At the beginning of March, the 2020 legislative session was in full swing. We had just testified at hearings in Maryland and New Hampshire and were taking the next steps in our campaigns to pass legislation in Massachusetts and New York. Newspapers across the country featured letters and op-eds from citizens urging their lawmakers to pass proposed assisted-dying legislation.

Two weeks later, the world looked very different. You’ll notice this edition of our news roundup does, too.

COVID-19 upended legislative sessions across the U.S.; by late March the majority of legislatures postponed or adjourned their sessions. Our work in statehouses ground to a halt, and news coverage of our issue declined as media outlets turned their attention toward covering the pandemic.

This roundup features some of the most thought-provoking news stories about death and dying in the midst of a pandemic, as well as the usual state-by-state updates and op-eds.

Death and Dying in the COVID-19 Era

When the pandemic first hit, we received many inquiries with related questions.
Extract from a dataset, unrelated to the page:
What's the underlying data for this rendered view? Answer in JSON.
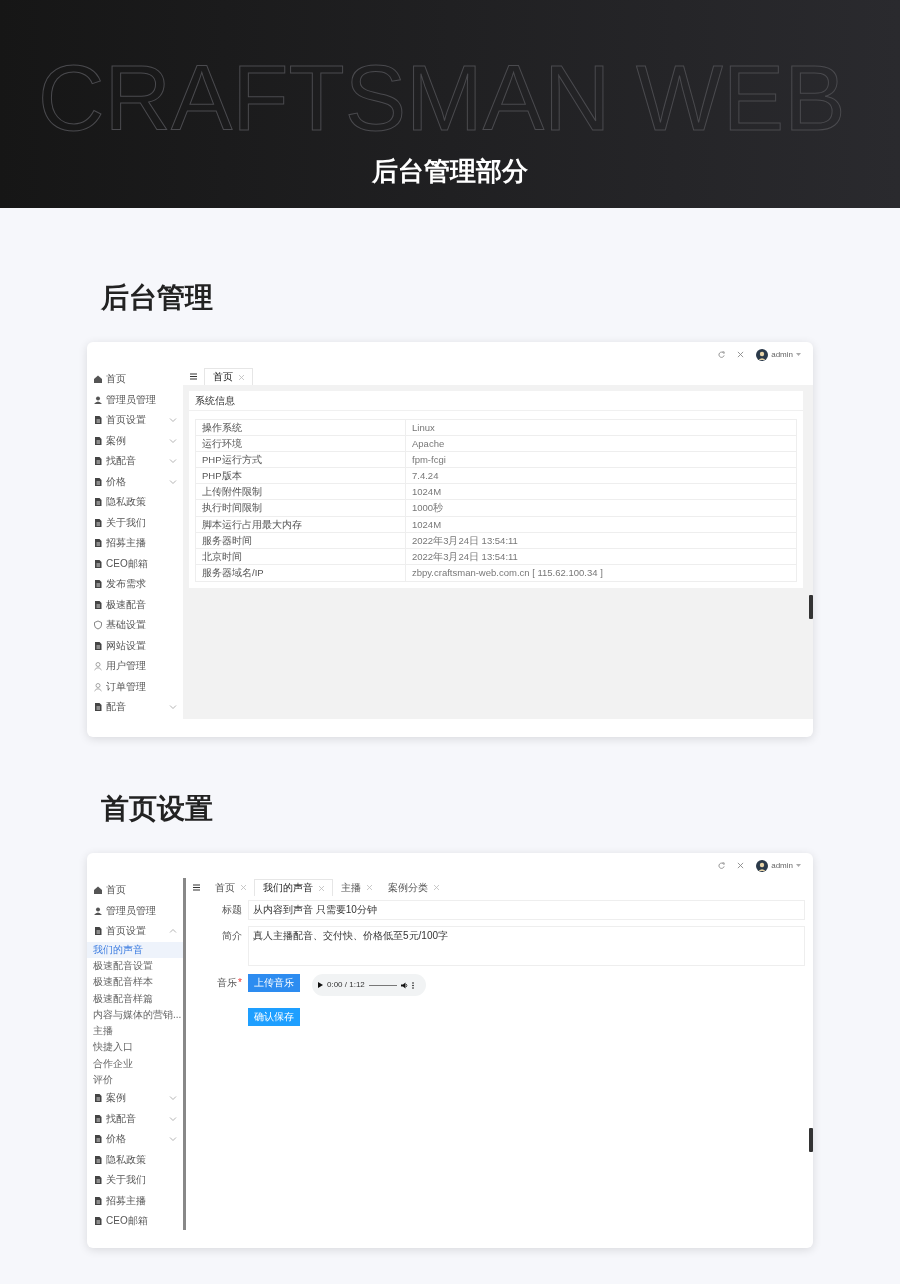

A sampling: “How do I access a death with dignity law if I come down with COVID-19?” and “How can I make sure my advance directive gets honored in the COVID-19 era?”

We reached out to our generous network of nurses, palliative physicians, and medical ethicists about these complex medical The result: an article featuring expert responses to the most frequently asked questions we’ve received.

The article caught the attention of a reporter at KQED, the San Francisco Bay Area’s NPR affiliate station, who produced a story featuring Death with Dignity Executive Director Peg Sandeen.

“Isolated COVID-19 Deaths Have People Asking About Right-to-Die Medications,” KQED, 4/28/20

From the piece:

“Social workers at Death with Dignity have been answering a steady increase in calls about the coronavirus. About 80% come from people who want these medications “just in case” the pneumonia they have proves to be the coronavirus, or so they can “be ready,” Executive Director Peg Sandeen said.

This kind of grassroots interest could influence future legislation. But Sandeen believes legislation that is proposed directly in response to the coronavirus will mainly address advance planning. “Because it’s all about this desire to have control at the end of life and to have whatever your wishes are, play out,” Sandeen said.”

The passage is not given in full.